Academic coordinator position endowed by Cotsen 1985 Trust to lead Cotsen Textile Traces Study Center, opening spring 2020.
The George Washington University Museum and The Textile Museum has appointed Marie-Eve Celio as academic coordinator for the Cotsen Textile Traces Study Center. In this role, Dr. Celio will develop scholarly programming, build academic collaborations and facilitate research related to the museum’s prominent study collection of global textiles. The collection and the new endowed position were part of a $18.4 million gift from the Cotsen 1985 Trust to GW.
Dr. Celio had worked as a scholar with the museum’s curatorial team since April 2018. She also served as a guest lecturer of art history at the University of Applied Sciences and Arts of Western Switzerland and was a scientific collaborator and curator at Museum Rietberg in Zurich. She spent eight years in India, where she consulted on projects for UNESCO. She holds a doctorate in art history from the Sorbonne in Paris and a master’s degree from the University of Neuchâtel in Switzerland.
“Marie-Eve brings distinguished scholarly credentials to our museum, as well as teaching experience, an international world view and a rich knowledge of the textile arts,” John Wetenhall, the director of the George Washington University Museum and The Textile Museum said. “She also understands the impact that university museums can have on student learning, faculty research and global scholarship.

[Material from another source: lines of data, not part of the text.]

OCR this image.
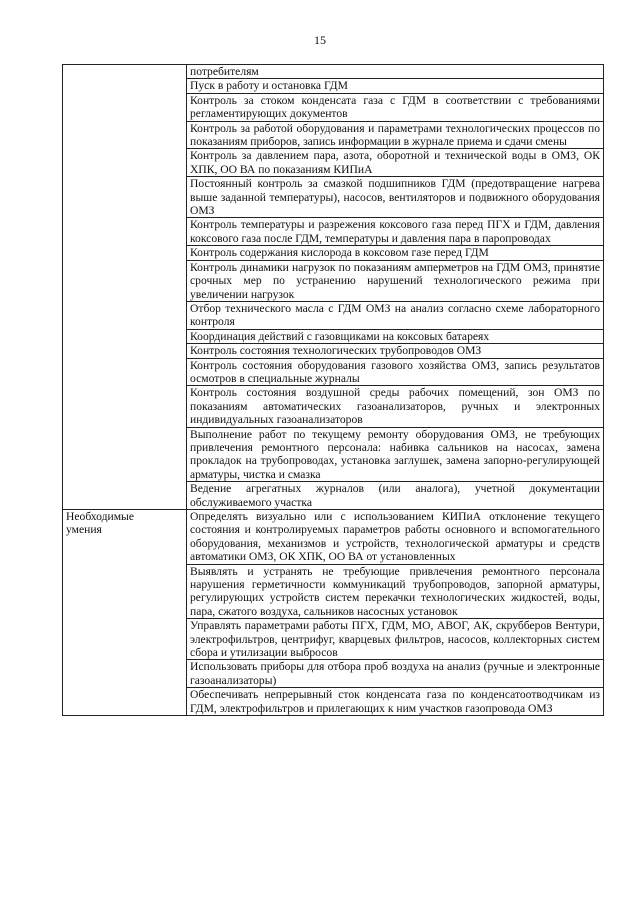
15
	потребителям
	Пуск в работу и остановка ГДМ
	Контроль за стоком конденсата газа с ГДМ в соответствии с требованиями регламентирующих документов
	Контроль за работой оборудования и параметрами технологических процессов по показаниям приборов, запись информации в журнале приема и сдачи смены
	Контроль за давлением пара, азота, оборотной и технической воды в ОМЗ, ОК ХПК, ОО ВА по показаниям КИПиА
	Постоянный контроль за смазкой подшипников ГДМ (предотвращение нагрева выше заданной температуры), насосов, вентиляторов и подвижного оборудования ОМЗ
	Контроль температуры и разрежения коксового газа перед ПГХ и ГДМ, давления коксового газа после ГДМ, температуры и давления пара в паропроводах
	Контроль содержания кислорода в коксовом газе перед ГДМ
	Контроль динамики нагрузок по показаниям амперметров на ГДМ ОМЗ, принятие срочных мер по устранению нарушений технологического режима при увеличении нагрузок
	Отбор технического масла с ГДМ ОМЗ на анализ согласно схеме лабораторного контроля
	Координация действий с газовщиками на коксовых батареях
	Контроль состояния технологических трубопроводов ОМЗ
	Контроль состояния оборудования газового хозяйства ОМЗ, запись результатов осмотров в специальные журналы
	Контроль состояния воздушной среды рабочих помещений, зон ОМЗ по показаниям автоматических газоанализаторов, ручных и электронных индивидуальных газоанализаторов
	Выполнение работ по текущему ремонту оборудования ОМЗ, не требующих привлечения ремонтного персонала: набивка сальников на насосах, замена прокладок на трубопроводах, установка заглушек, замена запорно-регулирующей арматуры, чистка и смазка
	Ведение агрегатных журналов (или аналога), учетной документации обслуживаемого участка

Необходимые
умения	Определять визуально или с использованием КИПиА отклонение текущего состояния и контролируемых параметров работы основного и вспомогательного оборудования, механизмов и устройств, технологической арматуры и средств автоматики ОМЗ, ОК ХПК, ОО ВА от установленных
	Выявлять и устранять не требующие привлечения ремонтного персонала нарушения герметичности коммуникаций трубопроводов, запорной арматуры, регулирующих устройств систем перекачки технологических жидкостей, воды, пара, сжатого воздуха, сальников насосных установок
	Управлять параметрами работы ПГХ, ГДМ, МО, АВОГ, АК, скрубберов Вентури, электрофильтров, центрифуг, кварцевых фильтров, насосов, коллекторных систем сбора и утилизации выбросов
	Использовать приборы для отбора проб воздуха на анализ (ручные и электронные газоанализаторы)
	Обеспечивать непрерывный сток конденсата газа по конденсатоотводчикам из ГДМ, электрофильтров и прилегающих к ним участков газопровода ОМЗ
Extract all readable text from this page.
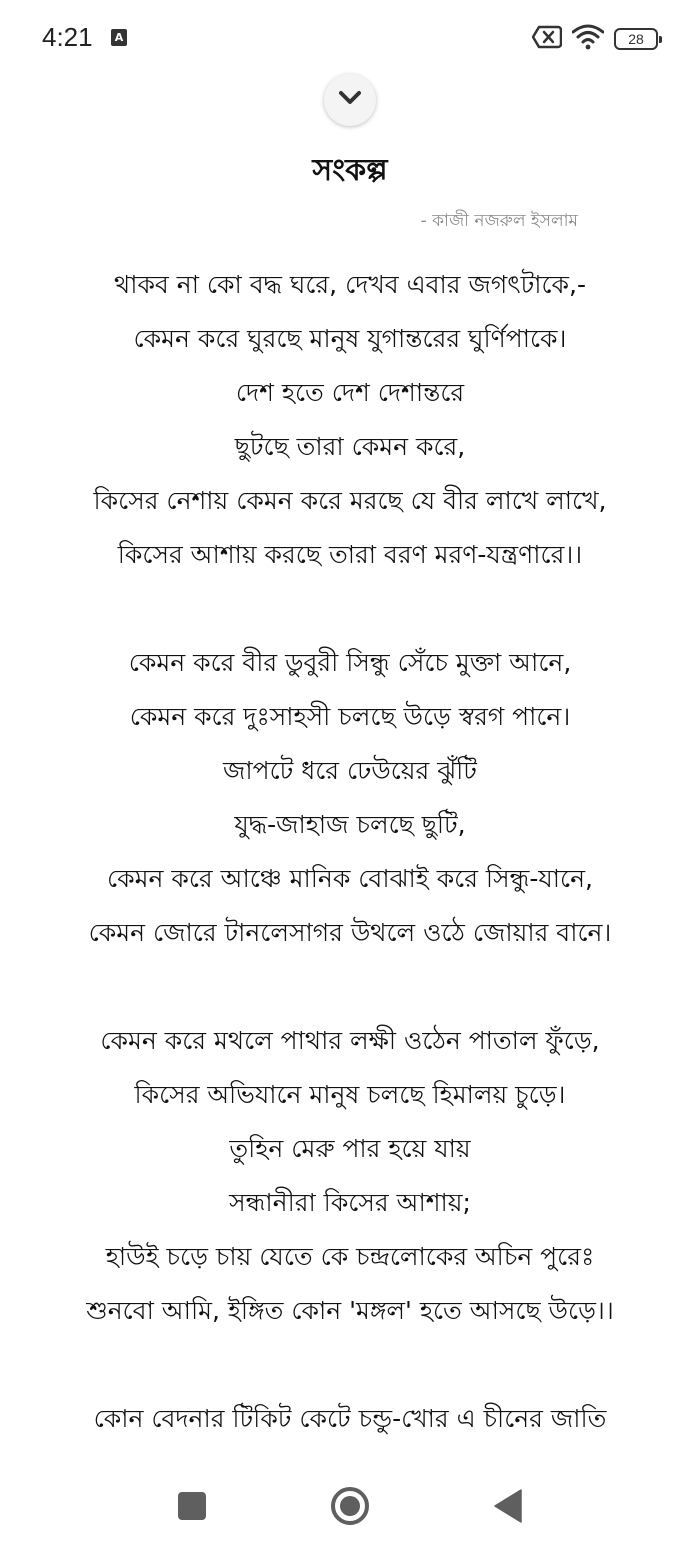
4:21	A	28
সংকল্প
- কাজী নজরুল ইসলাম
থাকব না কো বদ্ধ ঘরে, দেখব এবার জগৎটাকে,-
কেমন করে ঘুরছে মানুষ যুগান্তরের ঘুর্ণিপাকে।
দেশ হতে দেশ দেশান্তরে
ছুটছে তারা কেমন করে,
কিসের নেশায় কেমন করে মরছে যে বীর লাখে লাখে,
কিসের আশায় করছে তারা বরণ মরণ-যন্ত্রণারে।।
কেমন করে বীর ডুবুরী সিন্ধু সেঁচে মুক্তা আনে,
কেমন করে দুঃসাহসী চলছে উড়ে স্বরগ পানে।
জাপটে ধরে ঢেউয়ের ঝুঁটি
যুদ্ধ-জাহাজ চলছে ছুটি,
কেমন করে আঞ্চে মানিক বোঝাই করে সিন্ধু-যানে,
কেমন জোরে টানলেসাগর উথলে ওঠে জোয়ার বানে।
কেমন করে মথলে পাথার লক্ষী ওঠেন পাতাল ফুঁড়ে,
কিসের অভিযানে মানুষ চলছে হিমালয় চুড়ে।
তুহিন মেরু পার হয়ে যায়
সন্ধানীরা কিসের আশায়;
হাউই চড়ে চায় যেতে কে চন্দ্রলোকের অচিন পুরেঃ
শুনবো আমি, ইঙ্গিত কোন 'মঙ্গল' হতে আসছে উড়ে।।
কোন বেদনার টিকিট কেটে চন্ডু-খোর এ চীনের জাতি
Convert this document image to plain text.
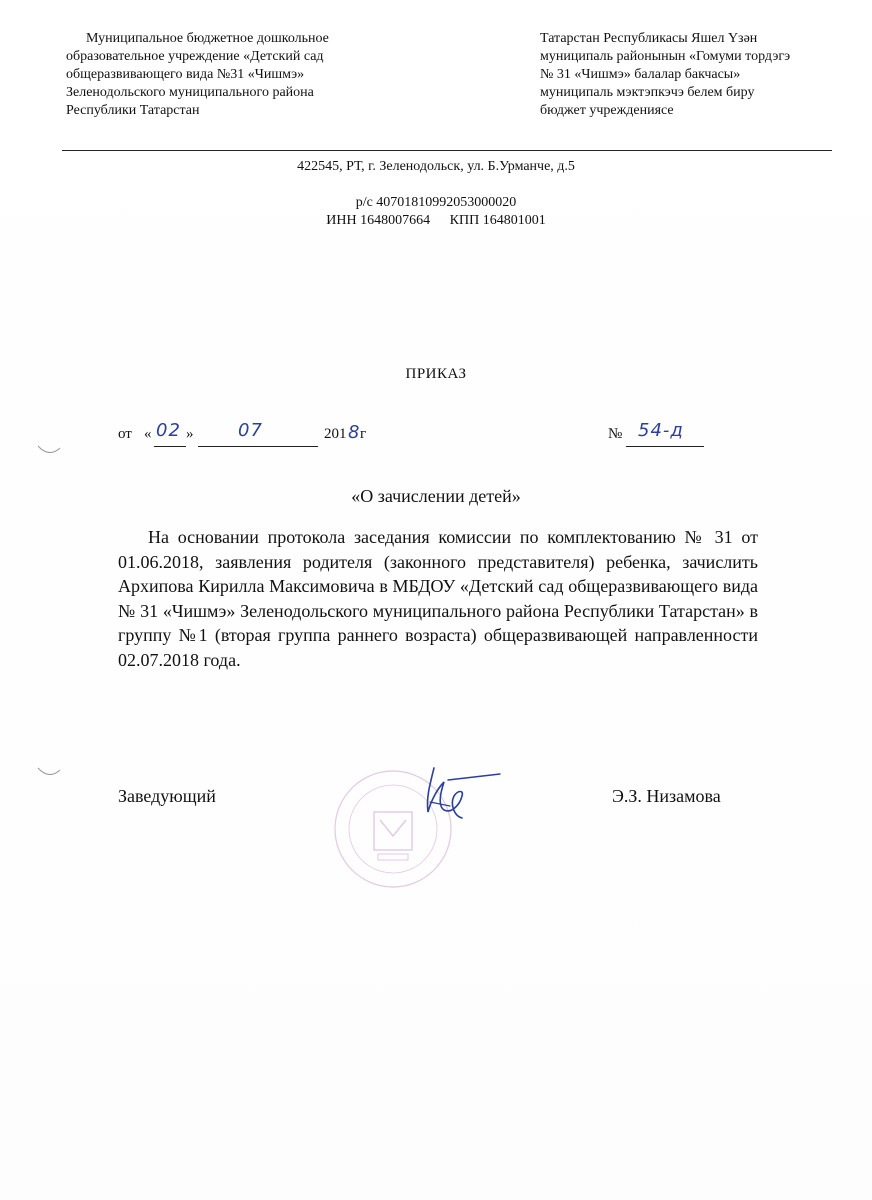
Муниципальное бюджетное дошкольное
образовательное учреждение «Детский сад
общеразвивающего вида №31 «Чишмэ»
Зеленодольского муниципального района
Республики Татарстан
Татарстан Республикасы Яшел Үзән
муниципаль районынын «Гомуми тордэгэ
№ 31 «Чишмэ» балалар бакчасы»
муниципаль мэктэпкэчэ белем биру
бюджет учреждениясе
422545, РТ, г. Зеленодольск, ул. Б.Урманче, д.5
р/с 40701810992053000020
ИНН 1648007664 КПП 164801001
ПРИКАЗ
от « 02 » 07	201 8 г	№ 54-д
«О зачислении детей»
На основании протокола заседания комиссии по комплектованию № 31 от 01.06.2018, заявления родителя (законного представителя) ребенка, зачислить Архипова Кирилла Максимовича в МБДОУ «Детский сад общеразвивающего вида № 31 «Чишмэ» Зеленодольского муниципального района Республики Татарстан» в группу №1 (вторая группа раннего возраста) общеразвивающей направленности 02.07.2018 года.
Заведующий	Э.З. Низамова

She embodies the academic excellence that is the core of our commitment to Margit Sperling Cotsen and the Cotsen 1985 Trust for their generous gift.”
The museum plans to open the Cotsen Textile Traces Study Center, which will house the collection assembled by the late Lloyd Cotsen, in April 2020. The collection consists of more than 4,000 fragments of textiles created around the world from antiquity to the present day. Dr. Celio will engage scholars, faculty, students and artists with these cultural materials through research support and digital initiatives. She also will organize lectures and workshops that activate the collection for scholarly inquiry and dialogue.
“I am honored to receive this prestigious appointment and to help the museum as it broadens its dedication to the research and textile scholarship,” Dr. Celio said.